IMPORTANT: views.TabloDetailPage does not exist yet. Add a temporary stub in go-backend/internal/web/views/tablo_detail_view.go:
  func TabloDetailPage(vm TabloDetailViewModel) templ.Component {
      return templ.ComponentFunc(func(ctx context.Context, w io.Writer) error {
          _, err := fmt.Fprintf(w, "<div>%s</div>", vm.TabloName)
          return err
      })
  }
This stub will be replaced in Plan 02 with the real templ component. Import "context", "fmt", "io", "github.com/a-h/templ" for the stub.

Update go-backend/router.go: add mux.Get("/tablos/{tabloID}", authHandler.GetTabloDetailPage()) immediately before the existing mux.Get("/tablos/{tabloID}/edit", ...) line.

Verify handler tests from tablo_detail_test.go pass.

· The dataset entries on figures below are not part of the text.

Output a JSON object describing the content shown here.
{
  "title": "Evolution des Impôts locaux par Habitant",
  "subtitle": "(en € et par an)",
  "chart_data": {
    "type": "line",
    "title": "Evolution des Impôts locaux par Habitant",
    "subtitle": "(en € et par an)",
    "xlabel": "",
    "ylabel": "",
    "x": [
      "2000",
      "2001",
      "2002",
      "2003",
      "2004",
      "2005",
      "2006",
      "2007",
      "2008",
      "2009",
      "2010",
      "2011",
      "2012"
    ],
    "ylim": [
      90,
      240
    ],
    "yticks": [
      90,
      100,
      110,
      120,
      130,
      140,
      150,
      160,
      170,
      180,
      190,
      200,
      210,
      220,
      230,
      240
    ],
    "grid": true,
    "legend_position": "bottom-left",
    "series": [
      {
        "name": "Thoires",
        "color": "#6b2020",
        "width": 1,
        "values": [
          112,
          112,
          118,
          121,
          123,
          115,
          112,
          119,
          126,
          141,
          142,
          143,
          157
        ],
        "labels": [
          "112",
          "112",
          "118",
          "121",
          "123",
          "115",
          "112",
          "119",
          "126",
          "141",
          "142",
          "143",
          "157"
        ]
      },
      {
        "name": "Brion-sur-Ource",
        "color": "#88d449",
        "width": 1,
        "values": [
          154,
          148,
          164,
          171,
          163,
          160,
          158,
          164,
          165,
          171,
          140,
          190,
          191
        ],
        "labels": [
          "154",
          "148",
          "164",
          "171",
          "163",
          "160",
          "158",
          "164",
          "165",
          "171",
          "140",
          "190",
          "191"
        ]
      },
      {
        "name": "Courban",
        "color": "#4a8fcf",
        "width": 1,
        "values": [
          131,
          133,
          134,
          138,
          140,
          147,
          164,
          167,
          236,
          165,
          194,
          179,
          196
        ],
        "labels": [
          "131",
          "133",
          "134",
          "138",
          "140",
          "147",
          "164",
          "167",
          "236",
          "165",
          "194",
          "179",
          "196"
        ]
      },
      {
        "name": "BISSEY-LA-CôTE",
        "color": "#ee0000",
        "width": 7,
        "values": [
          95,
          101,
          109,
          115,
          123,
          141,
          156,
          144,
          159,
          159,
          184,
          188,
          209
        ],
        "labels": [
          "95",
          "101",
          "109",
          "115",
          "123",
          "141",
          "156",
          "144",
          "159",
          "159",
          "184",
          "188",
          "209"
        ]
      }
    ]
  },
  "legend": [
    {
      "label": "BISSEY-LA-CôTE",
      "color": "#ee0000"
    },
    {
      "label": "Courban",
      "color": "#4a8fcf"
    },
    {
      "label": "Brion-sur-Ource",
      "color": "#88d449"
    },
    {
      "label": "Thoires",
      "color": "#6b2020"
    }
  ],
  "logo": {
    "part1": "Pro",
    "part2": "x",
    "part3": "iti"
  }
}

cd /Users/arthur.belleville/Documents/perso/projects/xtablo-source/go-backend && go test ./... -run "TestGetTabloDetailPage" -count=1 -v 2>&1 | tail -30 All TestGetTabloDetailPage_* tests pass; go build ./... succeeds; GET /tablos/{validID} integration test returns 200 with tablo name in body.

<threat_model>

Trust Boundaries

Boundary	Description
client→GET /tablos/{tabloID}	Unauthenticated or cross-user path value

STRIDE Threat Register

Threat ID	Category	Component	Disposition	Mitigation Plan
T-20-01	Elevation of Privilege	GetTabloDetailPage — IDOR via guessed UUID	mitigate	findTabloByID filters by OwnerID from authenticated session; returns 404 for any tablo not owned by authenticated user
T-20-02	Spoofing	Cookie-based session auth	mitigate	h.authenticatedUser validates session cookie via GetSessionByToken + expiry check — existing pattern
T-20-03	Tampering	ListTasksByTablo input	mitigate	OwnerID comes from authenticated session, not from request params; tabloID validated via uuid.Parse before use
T-20-SC	Tampering	npm/pip/cargo installs	accept	No package installs in this plan — pure Go code using existing dependencies
</threat_model>

After Plan 01: - `cd go-backend && go build ./...` exits 0 - `go test ./internal/web/views/... -run "TestCompute|TestNewTabloDetail" -count=1` all pass - `go test ./... -run "TestGetTabloDetailPage" -count=1` all pass - `go test ./... -count=1` full suite still green (no regressions) - router.go contains `mux.Get("/tablos/{tabloID}", authHandler.GetTabloDetailPage())` - tablo_detail.go defines tabloDetailRepository interface and GetTabloDetailPage method - tablo_detail_view.go exports TabloDetailViewModel, TabloDetailColumnView, NewTabloDetailViewModel

<success_criteria>

• GET /tablos/{validUUID} (authenticated, owned) returns 200 containing tablo name
• GET /tablos/{validUUID} (authenticated, not owned) returns 404
• GET /tablos/not-a-uuid returns 400
• GET /tablos/{validUUID} (unauthenticated) returns 302 to /login
• Progress computed from task statuses, not tablo.Status field
• Full test suite (go test ./... -count=1) remains green </success_criteria>

Create `.planning/phases/20-tablo-detail-kanban-restyle/20-01-SUMMARY.md` when done.